Unlike Finkelstein at Qualia, Chris Vigilante, founder and roaster at Vigilante Coffee, prefers the malty, low-acidity and dark chocolate complexity of Sumatra beans for his barrel-aged coffee. Then again, Vigilante creates a far different product than Qualia — and relies on a far different process. Vigilante ages the Sumatra beans in a 9-year-old bourbon barrel from One Eight Distilling after he roasts them. Then he turns the barrel-aged beans into a cold brew, which Vigilante sells for $4 for a 16-ounce serving.

"To be honest," Vigilante confesses, "our coffee guys weren't in love with it."

But Vigilante's customers love it. So do the coffee drinkers at Qualia. "That stuff flies off the shelf," Finkelstein says.

This is the unfortunate dynamic of barrel-aged coffee: It takes a week, or sometimes multiple weeks, to produce a small batch, but it can disappear in days, no matter what the coffee geeks think of it. Vigilante has sold out of its latest batch of cold brew. Qualia was down to just a few scoops available on the counter.

Vigilante doesn't expect to produce another batch until the spring, at the earliest, when customers are ready to consume cold drinks again. Qualia, however, already has its next batch aging in a barrel at 3 Stars Brewing Co. "I'm trying to get it ready before Christmas," Finkelstein says.

So be prepared for it: Qualia sells individual cups of Baby Rye Rye for $3.41 each (or $3.75 with tax) or $15 for an 8-ounce bag of whole beans.

In the meantime, you could sample products from the coffee roasters' partners. One Eight Distilling, for instance, sells an Untitled Whiskey No. 3, a Tennessee sour mash aged in the same barrel used for Vigilante's roasted Sumatra beans.
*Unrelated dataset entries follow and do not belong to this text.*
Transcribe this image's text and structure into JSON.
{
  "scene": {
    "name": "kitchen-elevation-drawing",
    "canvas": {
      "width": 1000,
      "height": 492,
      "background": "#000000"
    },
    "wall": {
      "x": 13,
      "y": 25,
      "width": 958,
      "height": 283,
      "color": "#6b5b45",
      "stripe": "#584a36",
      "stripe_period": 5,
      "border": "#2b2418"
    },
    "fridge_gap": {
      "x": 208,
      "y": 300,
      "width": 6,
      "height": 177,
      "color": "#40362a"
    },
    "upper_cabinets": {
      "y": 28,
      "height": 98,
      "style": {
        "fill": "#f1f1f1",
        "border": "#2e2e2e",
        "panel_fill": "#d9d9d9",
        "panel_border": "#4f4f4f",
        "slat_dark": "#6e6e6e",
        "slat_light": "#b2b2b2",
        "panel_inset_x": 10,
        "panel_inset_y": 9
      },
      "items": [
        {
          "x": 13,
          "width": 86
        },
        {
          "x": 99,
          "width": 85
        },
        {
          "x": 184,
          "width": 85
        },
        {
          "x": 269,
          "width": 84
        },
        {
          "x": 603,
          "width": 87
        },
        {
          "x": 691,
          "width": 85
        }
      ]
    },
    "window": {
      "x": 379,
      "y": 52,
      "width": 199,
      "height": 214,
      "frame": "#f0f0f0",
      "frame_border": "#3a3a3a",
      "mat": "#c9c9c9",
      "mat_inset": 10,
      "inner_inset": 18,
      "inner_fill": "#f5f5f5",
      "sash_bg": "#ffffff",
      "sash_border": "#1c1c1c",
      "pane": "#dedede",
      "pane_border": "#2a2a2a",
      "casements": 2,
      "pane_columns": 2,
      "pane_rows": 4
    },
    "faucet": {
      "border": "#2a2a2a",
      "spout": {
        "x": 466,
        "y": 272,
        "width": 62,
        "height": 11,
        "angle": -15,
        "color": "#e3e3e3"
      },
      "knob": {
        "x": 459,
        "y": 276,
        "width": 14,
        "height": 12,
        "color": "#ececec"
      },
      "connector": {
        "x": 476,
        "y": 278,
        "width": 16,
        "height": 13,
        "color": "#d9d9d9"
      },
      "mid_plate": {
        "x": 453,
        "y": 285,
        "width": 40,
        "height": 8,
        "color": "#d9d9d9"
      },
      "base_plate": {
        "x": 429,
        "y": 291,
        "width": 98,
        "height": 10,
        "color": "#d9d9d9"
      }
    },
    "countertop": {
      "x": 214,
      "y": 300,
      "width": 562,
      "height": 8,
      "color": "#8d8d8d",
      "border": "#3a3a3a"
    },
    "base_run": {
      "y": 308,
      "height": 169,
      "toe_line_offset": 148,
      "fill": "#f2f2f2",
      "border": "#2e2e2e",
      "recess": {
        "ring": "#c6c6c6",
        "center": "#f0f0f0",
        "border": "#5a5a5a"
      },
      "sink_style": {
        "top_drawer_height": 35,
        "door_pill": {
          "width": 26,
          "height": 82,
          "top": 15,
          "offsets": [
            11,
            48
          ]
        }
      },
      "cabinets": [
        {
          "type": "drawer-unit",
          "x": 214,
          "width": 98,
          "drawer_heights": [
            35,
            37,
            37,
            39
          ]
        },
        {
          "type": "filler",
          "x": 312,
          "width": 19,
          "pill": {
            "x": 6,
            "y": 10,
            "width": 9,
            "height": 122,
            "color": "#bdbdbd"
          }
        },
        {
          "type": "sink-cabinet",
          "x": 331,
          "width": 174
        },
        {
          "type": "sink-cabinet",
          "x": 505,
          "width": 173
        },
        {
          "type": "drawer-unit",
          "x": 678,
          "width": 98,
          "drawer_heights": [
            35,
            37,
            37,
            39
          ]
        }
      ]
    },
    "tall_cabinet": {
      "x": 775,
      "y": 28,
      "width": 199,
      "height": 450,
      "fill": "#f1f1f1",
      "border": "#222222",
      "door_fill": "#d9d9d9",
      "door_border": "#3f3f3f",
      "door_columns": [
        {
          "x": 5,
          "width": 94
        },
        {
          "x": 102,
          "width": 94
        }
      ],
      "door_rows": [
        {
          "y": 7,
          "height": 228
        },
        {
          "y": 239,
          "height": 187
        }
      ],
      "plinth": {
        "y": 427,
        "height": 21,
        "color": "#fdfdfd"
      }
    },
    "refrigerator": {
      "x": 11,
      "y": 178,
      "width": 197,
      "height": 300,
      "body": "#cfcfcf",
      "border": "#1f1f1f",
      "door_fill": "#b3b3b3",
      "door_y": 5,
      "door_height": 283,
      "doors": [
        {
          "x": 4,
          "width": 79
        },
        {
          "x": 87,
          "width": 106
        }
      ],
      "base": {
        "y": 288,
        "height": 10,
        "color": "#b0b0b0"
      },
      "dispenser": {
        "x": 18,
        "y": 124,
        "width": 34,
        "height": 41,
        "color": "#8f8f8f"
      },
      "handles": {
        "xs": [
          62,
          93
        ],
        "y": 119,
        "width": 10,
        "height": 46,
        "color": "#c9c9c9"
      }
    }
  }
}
You can buy the whiskey at the distillery's Ivy City location (1135 Okie St. NE) for $17 for a 200 milliliter flask or $48 for a 750 milliliter bottle. One Eight also sells 200 milliliter flasks ($17) of Untitled Whiskey No. 4, which is aged in a barrel that Vigilante used for green coffee beans.

The green-bean experiment, incidentally, was a disaster from Vigilante's point of view. The alcohol-saturated beans didn't exactly catch fire when roasted, Vigilante says, but they "came out a lot ashier."

3 Stars will soon have a coffee-related product for sell, too: Called Desolation imperial porter, the beer undergoes a secondary conditioning with the fully roasted, barrel-aged coffee beans from Qualia, lending the beer a dark, malty and chocolate character. The porter will be available at the end of the week at the brewery (6400 Chillum Place NW) or at local retailers such as Whole Foods stores or Cairo Wine & Liquor on 17th St. NW. The porter has a suggested retail price of $11.99 per 750 milliliter bottle.